Es gibt hier riesengroße Zeltstädte, Flüchtlingslager mit 5000, 8000 und 10.000 tschetschenischen Flüchtlingen.

Es gibt weitere Unterbringungsmöglichkeiten: leerstehende Fabrikhallen, Viehställe (Gebäude der ehemaligen Kolchosen), Hütten und Baracken und in den Jahren 2000 und 2001 gab es Eisenbahnzüge auf Abstellgleisen, in denen 4.700 Menschen, darunter 1.350 Kinder unter     6 Jahren in 76 Waggons lebten.

Einige der Flüchtlinge fanden auch Unterkunft in Privatquartieren.

Die Flüchtlinge, die auf russischem Terrain bleiben (wie es nach der

„Sprachregelung“ für die Tschetschenen zutrifft, sind sog. IDPs,

Involuntarily Displaced Persons =  Binnenflüchtlinge; sie müssten vom russischen Staat versorgt werden.

In den Zeltcamps gibt es – nach anfänglichen Schwierigkeiten –

Gasleitungen, von denen Abzweigungen zu den einzelnen Zelten

zum Heizen und Kochen gelegt wurden. Strom kam viel später hinzu. Jedes Lager hat zwei bis drei Wasserstellen; am Rand der Lager sind

einige wenige Toilettenhäuschen aus Holz aufgestellt.

In jedem diese großen Flüchtlingslager gibt es seit drei Jahren Schulen für die Flüchtlingskinder. Es sind entweder große Zelte mit Schulmöbeln von UNICEF und einem Gasofen in der Mitte oder auch schon Holz- schulen mit Parterre und einer Etage. In den Schulen wird in zwei oder drei Schichten unterrichtet; die Lehrer/innen sind ebenfalls Flüchtlinge.

In allen Flüchtlingslagern gibt es auch „Kinderzelte“ sog. „Kleine Stern“-

Zelte, in die alle Kinder des Lagers hingehen können, um dort ungestört „Kind -sein“ zu dürfen.

Alle UN-Organisationen und NGOs haben ihre Büros in Nazran (Ingu-

schetien); sie kennen deshalb die Flüchtlingssituation in Inguschetien sehr genau; allerdings gibt es in Tschetschenien keine internationalen Hilfsorganisationen – auch keine UN- oder OSZE- Niederlassung -.
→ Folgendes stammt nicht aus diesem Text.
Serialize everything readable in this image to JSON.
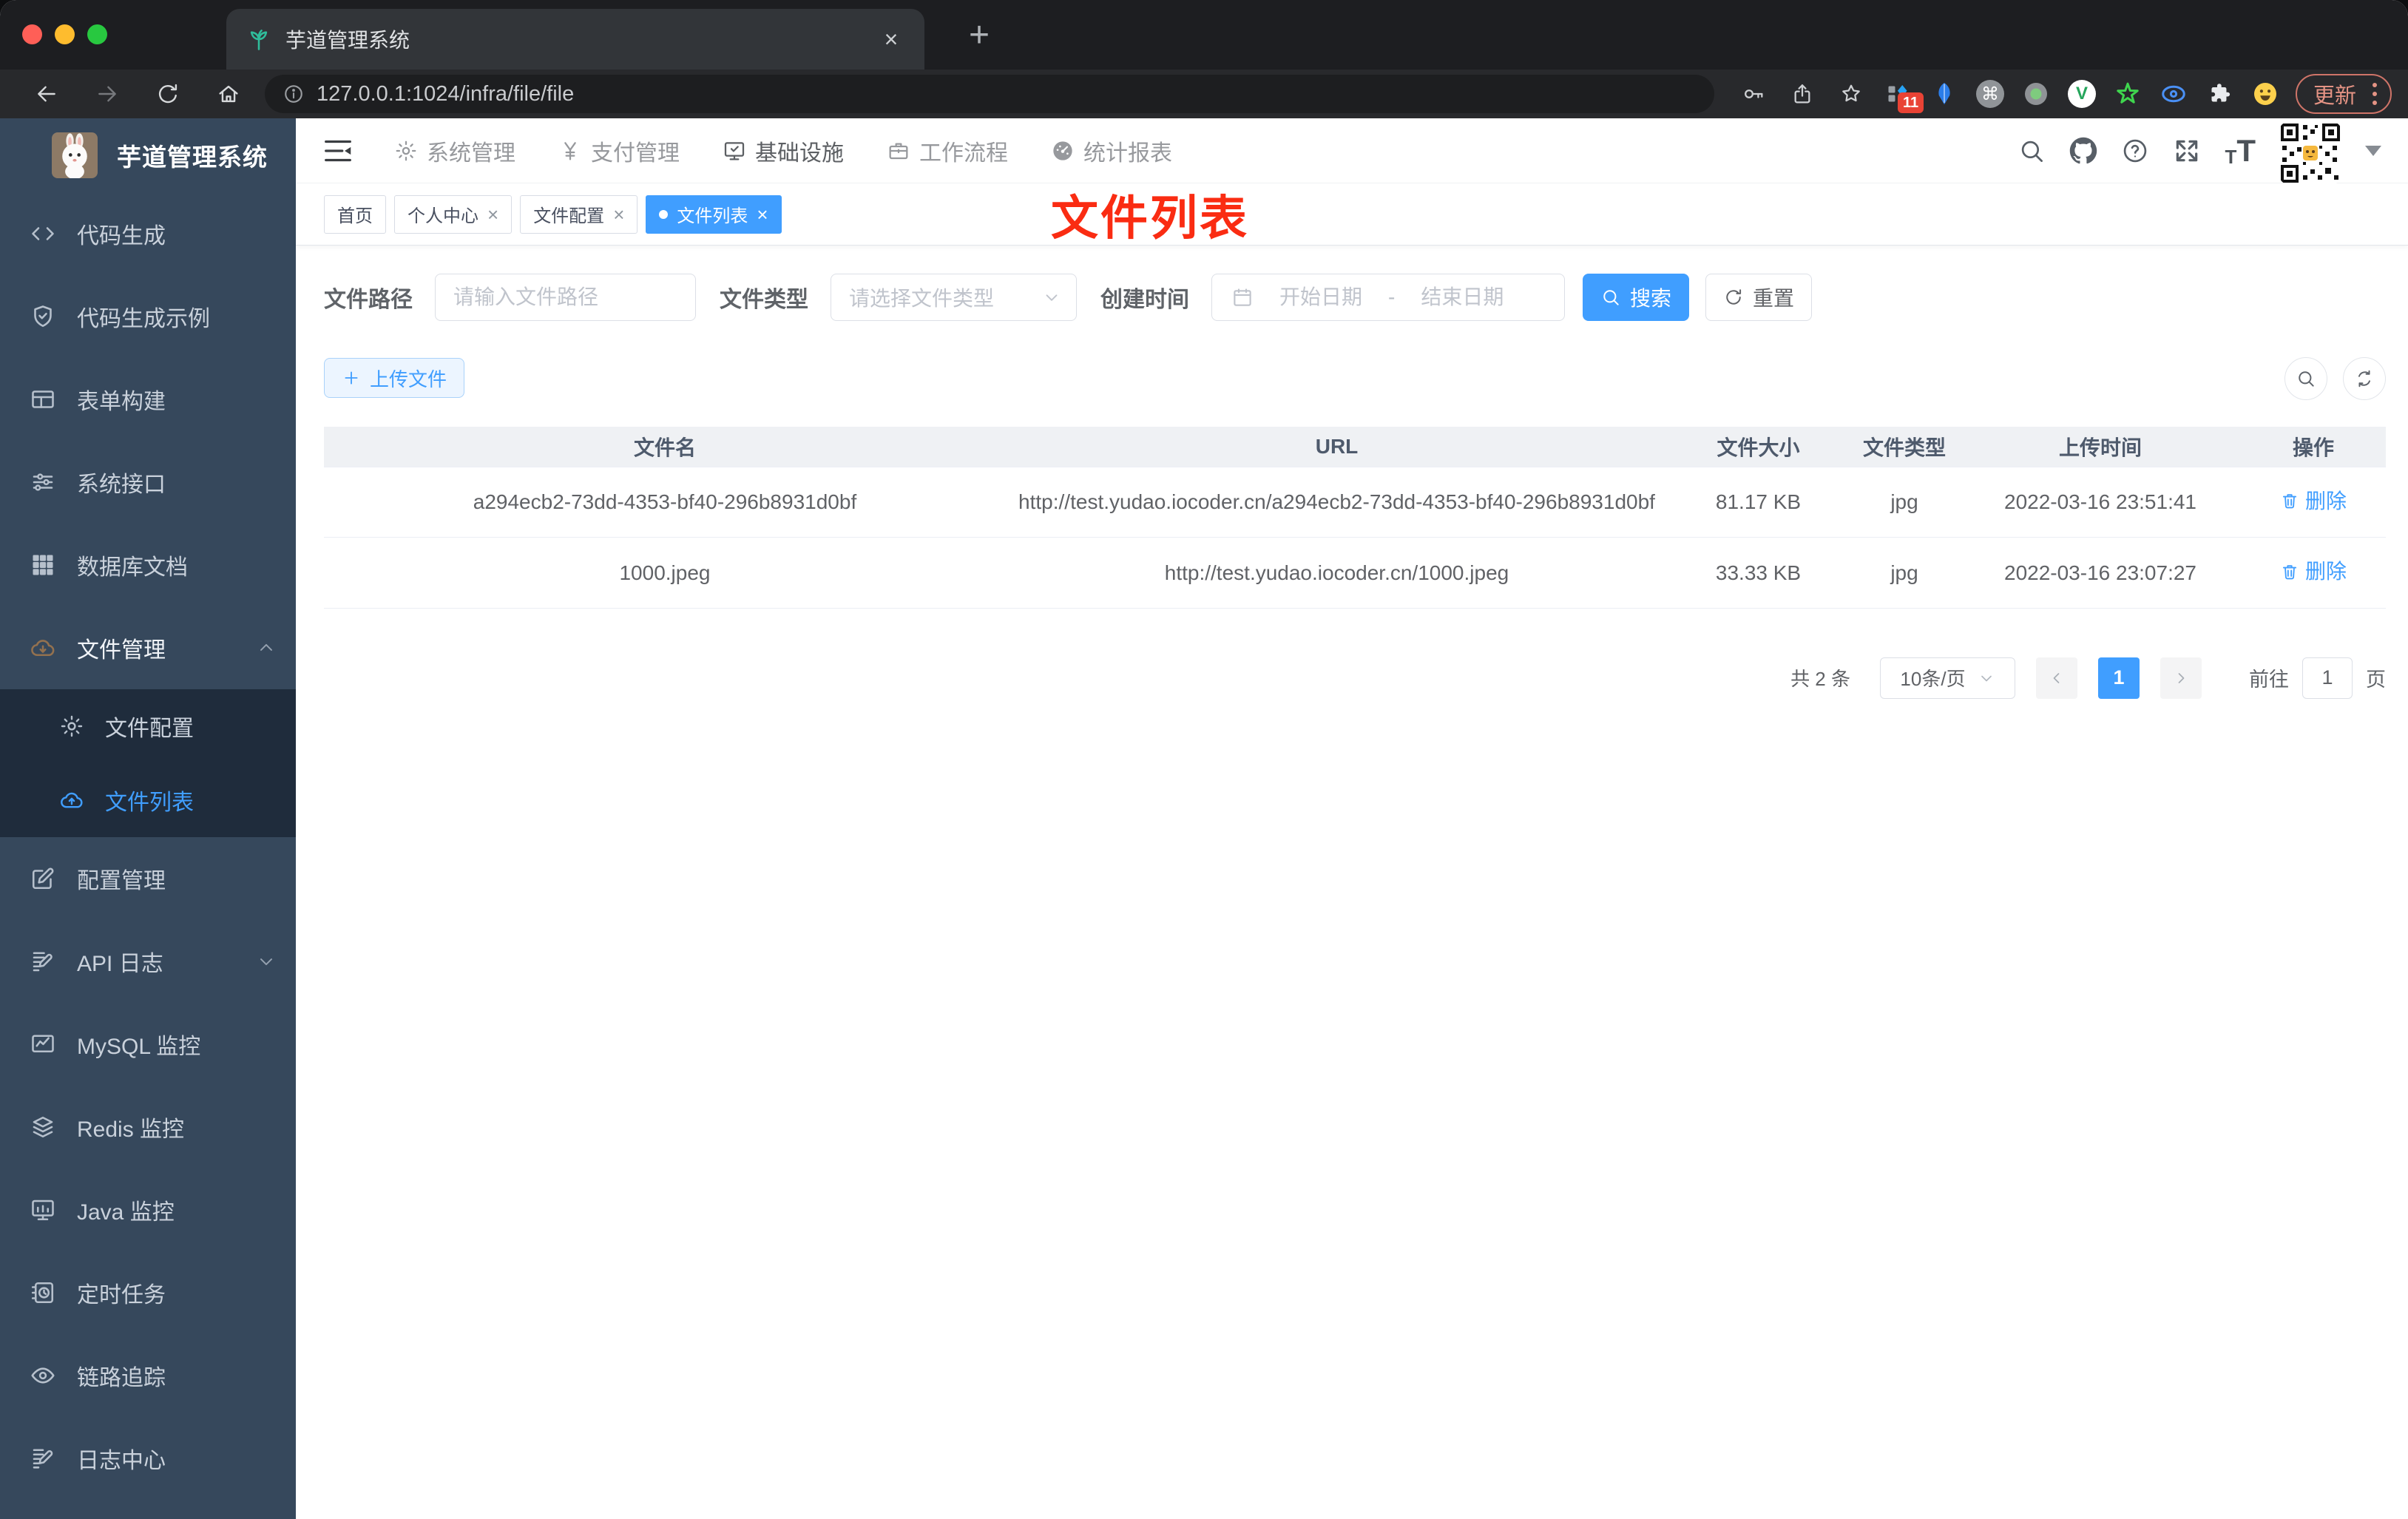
{
  "colors": {
    "accent": "#409eff",
    "annotation_red": "#fa2c12",
    "sidebar_bg": "#36485c",
    "sidebar_submenu_bg": "#1f2c3c",
    "tab_bar_bg": "#1d1e21",
    "upload_button_bg": "#ecf5ff",
    "table_header_bg": "#eff1f4"
  },
  "glyphs": {
    "close": "×",
    "plus": "+",
    "prev": "‹",
    "next": "›",
    "cmd": "⌘",
    "vue": "V",
    "font_small": "T",
    "font_big": "T"
  },
  "browser": {
    "tab_title": "芋道管理系统",
    "url": "127.0.0.1:1024/infra/file/file",
    "extension_badge": "11",
    "update_label": "更新"
  },
  "topnav": {
    "items": [
      {
        "label": "系统管理"
      },
      {
        "label": "支付管理"
      },
      {
        "label": "基础设施"
      },
      {
        "label": "工作流程"
      },
      {
        "label": "统计报表"
      }
    ]
  },
  "sidebar": {
    "title": "芋道管理系统",
    "items": [
      {
        "label": "代码生成"
      },
      {
        "label": "代码生成示例"
      },
      {
        "label": "表单构建"
      },
      {
        "label": "系统接口"
      },
      {
        "label": "数据库文档"
      },
      {
        "label": "文件管理"
      },
      {
        "label": "文件配置"
      },
      {
        "label": "文件列表"
      },
      {
        "label": "配置管理"
      },
      {
        "label": "API 日志"
      },
      {
        "label": "MySQL 监控"
      },
      {
        "label": "Redis 监控"
      },
      {
        "label": "Java 监控"
      },
      {
        "label": "定时任务"
      },
      {
        "label": "链路追踪"
      },
      {
        "label": "日志中心"
      }
    ]
  },
  "tags": {
    "items": [
      {
        "label": "首页"
      },
      {
        "label": "个人中心"
      },
      {
        "label": "文件配置"
      },
      {
        "label": "文件列表"
      }
    ]
  },
  "annotation": "文件列表",
  "filter": {
    "path_label": "文件路径",
    "path_placeholder": "请输入文件路径",
    "type_label": "文件类型",
    "type_placeholder": "请选择文件类型",
    "date_label": "创建时间",
    "date_start_placeholder": "开始日期",
    "date_separator": "-",
    "date_end_placeholder": "结束日期",
    "search_label": "搜索",
    "reset_label": "重置"
  },
  "toolbar": {
    "upload_label": "上传文件"
  },
  "table": {
    "columns": [
      "文件名",
      "URL",
      "文件大小",
      "文件类型",
      "上传时间",
      "操作"
    ],
    "rows": [
      {
        "name": "a294ecb2-73dd-4353-bf40-296b8931d0bf",
        "url": "http://test.yudao.iocoder.cn/a294ecb2-73dd-4353-bf40-296b8931d0bf",
        "size": "81.17 KB",
        "type": "jpg",
        "time": "2022-03-16 23:51:41",
        "action": "删除"
      },
      {
        "name": "1000.jpeg",
        "url": "http://test.yudao.iocoder.cn/1000.jpeg",
        "size": "33.33 KB",
        "type": "jpg",
        "time": "2022-03-16 23:07:27",
        "action": "删除"
      }
    ]
  },
  "pagination": {
    "total": "共 2 条",
    "page_size": "10条/页",
    "page": "1",
    "goto_label": "前往",
    "goto_value": "1",
    "page_unit": "页"
  }
}
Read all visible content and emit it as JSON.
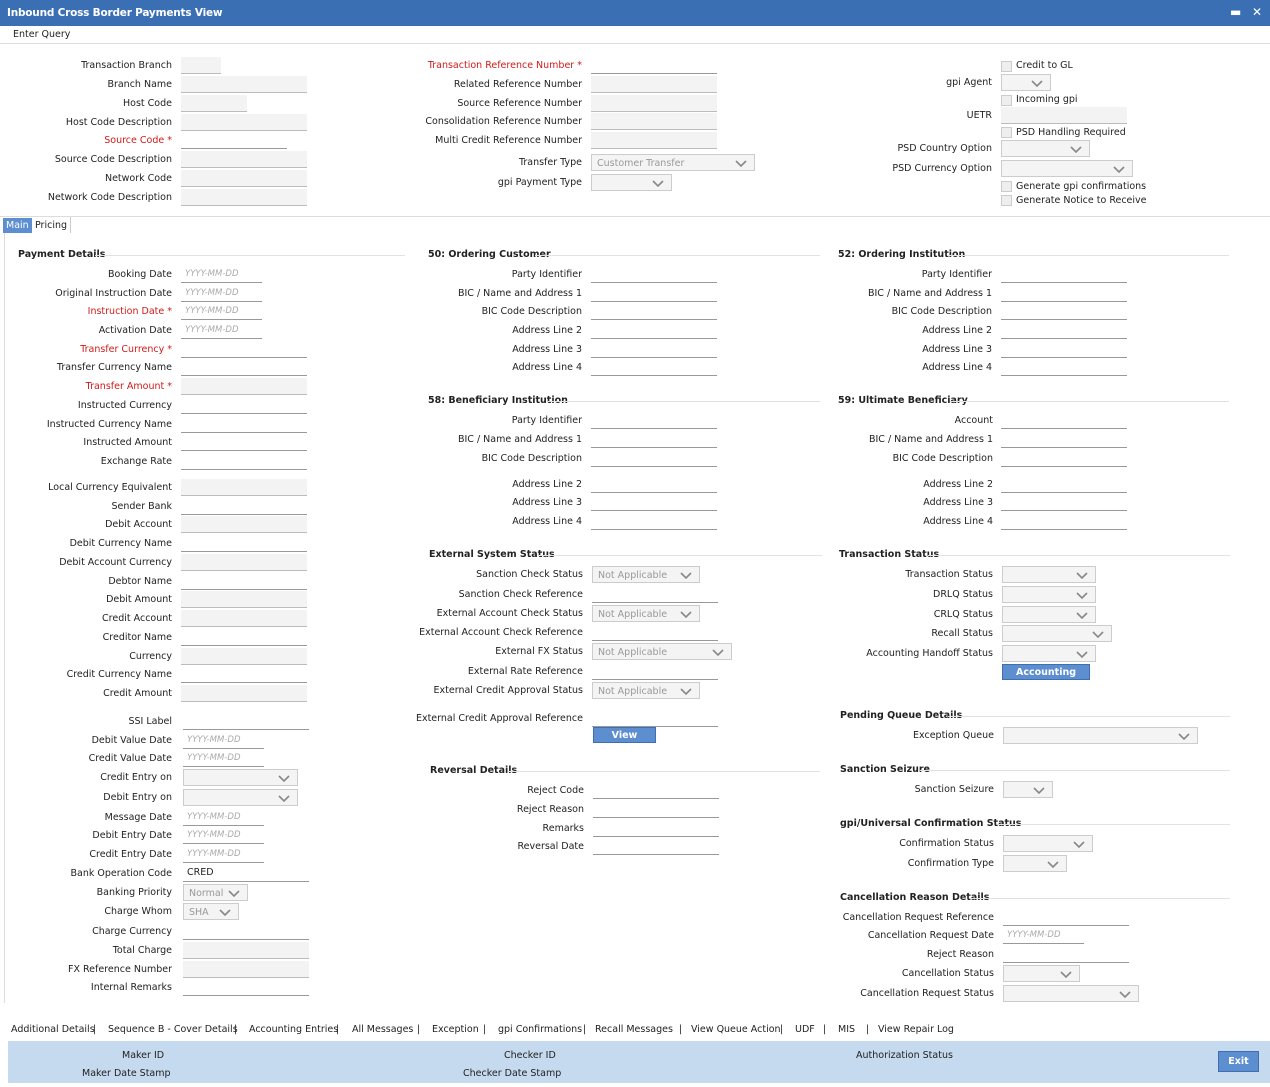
{
  "window": {
    "title": "Inbound Cross Border Payments View",
    "minimize": "▬",
    "close": "✕"
  },
  "toolbar": {
    "enter_query": "Enter Query"
  },
  "header": {
    "col1": [
      "Transaction Branch",
      "Branch Name",
      "Host Code",
      "Host Code Description",
      "Source Code",
      "Source Code Description",
      "Network Code",
      "Network Code Description"
    ],
    "col2": [
      "Transaction Reference Number",
      "Related Reference Number",
      "Source Reference Number",
      "Consolidation Reference Number",
      "Multi Credit Reference Number",
      "Transfer Type",
      "gpi Payment Type"
    ],
    "transfer_type_value": "Customer Transfer",
    "col3": {
      "credit_to_gl": "Credit to GL",
      "gpi_agent": "gpi Agent",
      "incoming_gpi": "Incoming gpi",
      "uetr": "UETR",
      "psd_handling": "PSD Handling Required",
      "psd_country": "PSD Country Option",
      "psd_currency": "PSD Currency Option",
      "gen_gpi_conf": "Generate gpi confirmations",
      "gen_notice": "Generate Notice to Receive"
    }
  },
  "tabs": [
    "Main",
    "Pricing"
  ],
  "payment_details": {
    "title": "Payment Details",
    "labels": [
      "Booking Date",
      "Original Instruction Date",
      "Instruction Date",
      "Activation Date",
      "Transfer Currency",
      "Transfer Currency Name",
      "Transfer Amount",
      "Instructed Currency",
      "Instructed Currency Name",
      "Instructed Amount",
      "Exchange Rate",
      "Local Currency Equivalent",
      "Sender Bank",
      "Debit Account",
      "Debit Currency Name",
      "Debit Account Currency",
      "Debtor Name",
      "Debit Amount",
      "Credit Account",
      "Creditor Name",
      "Currency",
      "Credit Currency Name",
      "Credit Amount",
      "SSI Label",
      "Debit Value Date",
      "Credit Value Date",
      "Credit Entry on",
      "Debit Entry on",
      "Message Date",
      "Debit Entry Date",
      "Credit Entry Date",
      "Bank Operation Code",
      "Banking Priority",
      "Charge Whom",
      "Charge Currency",
      "Total Charge",
      "FX Reference Number",
      "Internal Remarks"
    ],
    "date_placeholder": "YYYY-MM-DD",
    "bank_operation_code": "CRED",
    "banking_priority": "Normal",
    "charge_whom": "SHA"
  },
  "ordering_customer": {
    "title": "50: Ordering Customer",
    "labels": [
      "Party Identifier",
      "BIC / Name and Address 1",
      "BIC Code Description",
      "Address Line 2",
      "Address Line 3",
      "Address Line 4"
    ]
  },
  "ordering_institution": {
    "title": "52: Ordering Institution",
    "labels": [
      "Party Identifier",
      "BIC / Name and Address 1",
      "BIC Code Description",
      "Address Line 2",
      "Address Line 3",
      "Address Line 4"
    ]
  },
  "beneficiary_institution": {
    "title": "58: Beneficiary Institution",
    "labels": [
      "Party Identifier",
      "BIC / Name and Address 1",
      "BIC Code Description",
      "Address Line 2",
      "Address Line 3",
      "Address Line 4"
    ]
  },
  "ultimate_beneficiary": {
    "title": "59: Ultimate Beneficiary",
    "labels": [
      "Account",
      "BIC / Name and Address 1",
      "BIC Code Description",
      "Address Line 2",
      "Address Line 3",
      "Address Line 4"
    ]
  },
  "external_status": {
    "title": "External System Status",
    "labels": [
      "Sanction Check Status",
      "Sanction Check Reference",
      "External Account Check Status",
      "External Account Check Reference",
      "External FX Status",
      "External Rate Reference",
      "External Credit Approval Status",
      "External Credit Approval Reference"
    ],
    "na": "Not Applicable",
    "view_queue": "View Queue"
  },
  "transaction_status": {
    "title": "Transaction Status",
    "labels": [
      "Transaction Status",
      "DRLQ Status",
      "CRLQ Status",
      "Recall Status",
      "Accounting Handoff Status"
    ],
    "accounting_queue": "Accounting Queue"
  },
  "reversal": {
    "title": "Reversal Details",
    "labels": [
      "Reject Code",
      "Reject Reason",
      "Remarks",
      "Reversal Date"
    ]
  },
  "pending_queue": {
    "title": "Pending Queue Details",
    "label": "Exception Queue"
  },
  "sanction_seizure": {
    "title": "Sanction Seizure",
    "label": "Sanction Seizure"
  },
  "gpi_conf": {
    "title": "gpi/Universal Confirmation Status",
    "labels": [
      "Confirmation Status",
      "Confirmation Type"
    ]
  },
  "cancellation": {
    "title": "Cancellation Reason Details",
    "labels": [
      "Cancellation Request Reference",
      "Cancellation Request Date",
      "Reject Reason",
      "Cancellation Status",
      "Cancellation Request Status"
    ]
  },
  "bottom_links": [
    "Additional Details",
    "|",
    "Sequence B - Cover Details",
    "|",
    "Accounting Entries",
    "|",
    "All Messages",
    "|",
    "Exception",
    "|",
    "gpi Confirmations",
    "|",
    "Recall Messages",
    "|",
    "View Queue Action",
    "|",
    "UDF",
    "|",
    "MIS",
    "|",
    "View Repair Log"
  ],
  "audit": {
    "maker_id": "Maker ID",
    "maker_date": "Maker Date Stamp",
    "checker_id": "Checker ID",
    "checker_date": "Checker Date Stamp",
    "auth_status": "Authorization Status",
    "exit": "Exit"
  }
}
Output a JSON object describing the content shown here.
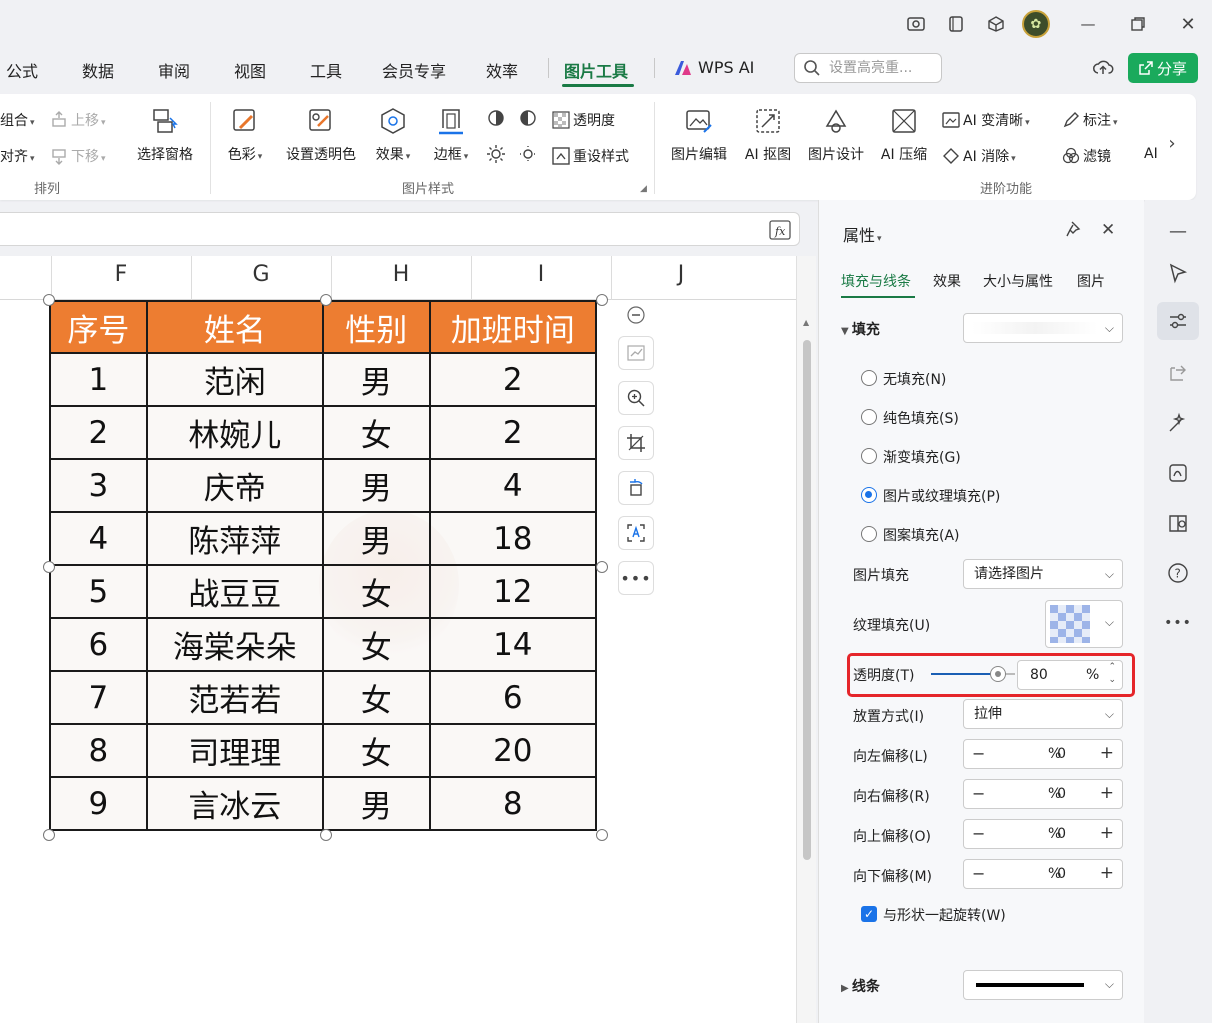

Der Grund hierfür ist die weiterhin aktuelle und  akute Gefahrenlage in Tschetschenien.

Die humanitäre Arbeit für die Bevölkerung in Tschetschenien wird in Nazran von den „internationals“  vorbereitet und von lokalen Mitarbeitern in Grosny und in den Dörfern durchgeführt.

 

 

Seit Ende 2002 werden die Flüchtlinge – vor allem diejenigen, die in Zelten leben – nicht nur aufgefordert, nach Tschetschenien zurückzukehren, sondern dazu gezwungen, indem man ihnen das Gas und  Wasser in den Zeltcamps abstellt.

Bei dieser „sog. freiwilligen Rückkehr“ arbeiten drei maßgebliche Institutionen zusammen:

die russische Flüchtlingsbehörde in Moskau,

die inguschetische Flüchtlingsbehörde in Nazran und

die neue, angeblich von den Tschetschenen selbst gewählte Präsidentenadministration von Kadyrow in Grosny.

Alle drei führen das aus, was der russische Präsident Wladimir Putin

erwartet und für seine Wiederwahl dringend braucht:

Normalität in Tschetschenien.

Proteste der internationalen Organisationen und Verbänden sind

unwirksam, da die Flüchtlinge IDPs sind und in Tschetschenien „alles gut vorbereitet“ ist für ihre Heimkehr.

Sie würden zurückgehen – auch in Ruinen und Bretterverschlägen leben, wenn sie Sicherheit hätten: Sicherheit, dass ihnen kein russischer

Soldat etwas antut; erst wenn der letzte Russe das Land verlässt, kehren sie mit großer Freude zurück in ihre Heimat. Solange sie Angst vor den russischen Mörderbanden haben, verweigern sie die Rückkehr.

Eines der größten Zeltlager „Bella“  wurde innerhalb einiger Wochen total geräumt: auf dem großen weiten Platz stehen jetzt nur noch die kleinen Toilettenhäuschen und ... die Holzschule. Daneben - verbarrikadiert und  tief in die Erde eingegraben liegt ein  russischer Militärposten von ca. 100 Soldaten.  Zum Schutz für die Flüchtlinge sind seit dem 11. September 2001 vor jedes Flüchtlingslager in Inguschetien solche Militärposten stationiert worden.

 

Im Oktober dieses Jahres (2003) konnte ich nicht mehr ungehindert mit meinen tschetschenischen Begleitern in die verschiedenen Flüchtlings-

lager – wie früher - sondern ich musste mir für jedes Camp von der

russisch - inguschetischen Flüchtlingsverwaltung in Nazran unter Angabe meiner Gründe und Motive durch persönliches Vorsprechen eine schriftliche Erlaubnis einholen.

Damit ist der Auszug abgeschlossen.